Consider also that the central problem around data usage and storage is the question of trust. It's not just about keeping the data from being stolen, it's also about maintaining its integrity. A data security platform that uses a private, permissioned blockchain's tamper-resistant structure to store all audit records of data access, as well as the data itself, appears well placed to counter those threats.

The unique combination of these characteristics also creates a data infrastructure which increases the resiliency of an organization’s systems and processes. Existing solutions like encryption and tokenization are fragile in that there are keys to steal and they exact a high cost on the performance and usability of data when they are implemented widely in an enterprise, which is why companies remain reluctant to employ such measures.

While the core technology is crucial, how you bring it out of the lab and into the hands of commerce in a pragmatic way is a crucial hurdle. The challenge writ large is to not simply apply it to a real, tangible problem— that is data security for payments, cards and services—but also to invest in ways for an enterprise to adopt it without having to throw out the systems they already use. Here we can take a cue from the financial sphere, where all the risk checks against the flow of money are embedded in the critical path between the people who want the asset and the asset itself.

Data security itself, under the enterprise blockchain model that recently received PCI certification, is embedded in the actual code base, in the critical path of information through a thin layer of technology wrapped around database drivers, which all applications use to connect to their databases. The platform can act as a data broker—monitoring all data access, governing what types of access are permissible, and even redirecting requests for data to distributed storage when the necessary files have been deposited there. Remarkably, the platform does not replace any existing infrastructure, and in fact its impact is potentially so low that end users are unlikely to even realize it's there. This new way of implementing data security is “programmable.”

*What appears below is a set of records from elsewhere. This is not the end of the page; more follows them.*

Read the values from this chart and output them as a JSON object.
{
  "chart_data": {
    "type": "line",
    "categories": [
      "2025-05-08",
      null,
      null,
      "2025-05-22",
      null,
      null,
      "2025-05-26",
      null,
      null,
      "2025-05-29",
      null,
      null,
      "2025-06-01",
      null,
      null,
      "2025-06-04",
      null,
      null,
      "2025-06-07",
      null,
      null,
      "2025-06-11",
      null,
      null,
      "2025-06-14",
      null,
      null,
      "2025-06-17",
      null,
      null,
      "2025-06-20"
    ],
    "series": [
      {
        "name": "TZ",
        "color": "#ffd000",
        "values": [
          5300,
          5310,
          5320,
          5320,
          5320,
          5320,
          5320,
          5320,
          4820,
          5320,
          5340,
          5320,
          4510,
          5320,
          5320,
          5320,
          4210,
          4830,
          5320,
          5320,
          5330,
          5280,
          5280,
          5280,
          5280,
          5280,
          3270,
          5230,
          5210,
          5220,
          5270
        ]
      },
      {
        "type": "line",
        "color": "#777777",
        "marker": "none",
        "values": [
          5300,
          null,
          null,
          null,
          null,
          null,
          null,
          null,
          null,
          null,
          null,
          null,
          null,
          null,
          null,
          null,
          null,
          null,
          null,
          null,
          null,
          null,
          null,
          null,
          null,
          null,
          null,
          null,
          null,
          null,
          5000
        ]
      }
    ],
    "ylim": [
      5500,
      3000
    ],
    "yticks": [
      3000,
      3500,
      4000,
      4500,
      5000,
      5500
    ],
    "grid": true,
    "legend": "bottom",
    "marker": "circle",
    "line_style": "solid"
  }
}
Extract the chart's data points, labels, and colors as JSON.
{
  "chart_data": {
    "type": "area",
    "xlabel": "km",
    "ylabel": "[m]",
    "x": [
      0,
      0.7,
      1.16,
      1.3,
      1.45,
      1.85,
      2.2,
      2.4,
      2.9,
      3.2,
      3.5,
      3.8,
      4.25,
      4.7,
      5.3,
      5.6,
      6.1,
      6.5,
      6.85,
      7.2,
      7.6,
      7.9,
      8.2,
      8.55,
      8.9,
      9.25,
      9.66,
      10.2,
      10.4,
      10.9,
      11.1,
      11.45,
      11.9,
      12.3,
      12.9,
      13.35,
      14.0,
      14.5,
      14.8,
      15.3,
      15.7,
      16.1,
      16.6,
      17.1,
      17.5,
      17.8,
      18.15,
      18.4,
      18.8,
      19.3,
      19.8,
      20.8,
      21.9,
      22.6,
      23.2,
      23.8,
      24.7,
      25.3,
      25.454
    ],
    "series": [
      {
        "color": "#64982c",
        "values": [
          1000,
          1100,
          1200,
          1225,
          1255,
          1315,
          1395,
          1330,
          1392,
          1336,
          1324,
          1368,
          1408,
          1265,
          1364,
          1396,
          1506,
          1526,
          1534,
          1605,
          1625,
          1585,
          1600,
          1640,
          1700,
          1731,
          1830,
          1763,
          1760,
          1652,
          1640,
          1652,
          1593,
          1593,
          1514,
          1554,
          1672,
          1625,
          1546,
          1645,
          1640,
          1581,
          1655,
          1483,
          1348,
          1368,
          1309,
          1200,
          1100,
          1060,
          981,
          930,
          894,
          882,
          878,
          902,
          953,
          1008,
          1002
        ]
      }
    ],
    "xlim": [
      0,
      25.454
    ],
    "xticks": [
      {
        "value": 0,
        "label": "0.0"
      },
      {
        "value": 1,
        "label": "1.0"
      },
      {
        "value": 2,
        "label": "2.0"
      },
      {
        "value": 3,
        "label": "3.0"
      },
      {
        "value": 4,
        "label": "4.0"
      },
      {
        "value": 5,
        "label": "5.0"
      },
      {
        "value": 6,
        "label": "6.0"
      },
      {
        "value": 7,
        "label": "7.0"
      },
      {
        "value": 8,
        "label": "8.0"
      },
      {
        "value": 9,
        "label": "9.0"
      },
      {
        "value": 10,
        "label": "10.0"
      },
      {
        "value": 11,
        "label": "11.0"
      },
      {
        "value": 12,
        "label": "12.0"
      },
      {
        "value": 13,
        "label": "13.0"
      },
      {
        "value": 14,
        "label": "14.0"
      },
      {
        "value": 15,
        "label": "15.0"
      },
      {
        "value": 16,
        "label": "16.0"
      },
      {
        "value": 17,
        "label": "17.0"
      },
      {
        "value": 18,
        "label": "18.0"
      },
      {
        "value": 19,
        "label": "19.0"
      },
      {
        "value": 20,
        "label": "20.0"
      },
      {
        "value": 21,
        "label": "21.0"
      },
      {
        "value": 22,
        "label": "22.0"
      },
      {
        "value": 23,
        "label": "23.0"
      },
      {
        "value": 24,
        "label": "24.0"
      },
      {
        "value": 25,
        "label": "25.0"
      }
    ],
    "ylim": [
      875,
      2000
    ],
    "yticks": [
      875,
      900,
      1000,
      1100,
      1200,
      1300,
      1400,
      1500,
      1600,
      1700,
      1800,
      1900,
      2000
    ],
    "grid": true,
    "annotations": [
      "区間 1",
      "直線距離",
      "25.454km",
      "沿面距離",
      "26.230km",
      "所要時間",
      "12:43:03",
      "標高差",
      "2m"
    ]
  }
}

In fact, blockchain and distributed ledger technology offers three central tenets that are essential components for PCI DSS compliance. The first is that in order to protect data you need a really good vault. This is described as “at rest” protection for data as it sits in a database, in cybersecurity parlance. The second is you need a valve— that is, a way to slow down or stop the flow of data to applications in real time. Finally, you need a view. This means shared visibility, from the C-suite all the way through to IT, into which individuals are consuming data and why. This view has to be trusted, so it has to be audited and tamper-proof.

A vault, a valve, and a view—the combination is a new paradigm on protecting data, and reduces risk to data significantly, in many cases down to near zero. And here is where blockchain, reengineered for private, permissioned enterprise applications in data security, brings its greatest value for those who want the assurance that comes with PCI compliance. Distributed ledger approaches are now compelling businesses, particularly those in banking and financial services, so that risk to data can be either be slowed down or stopped.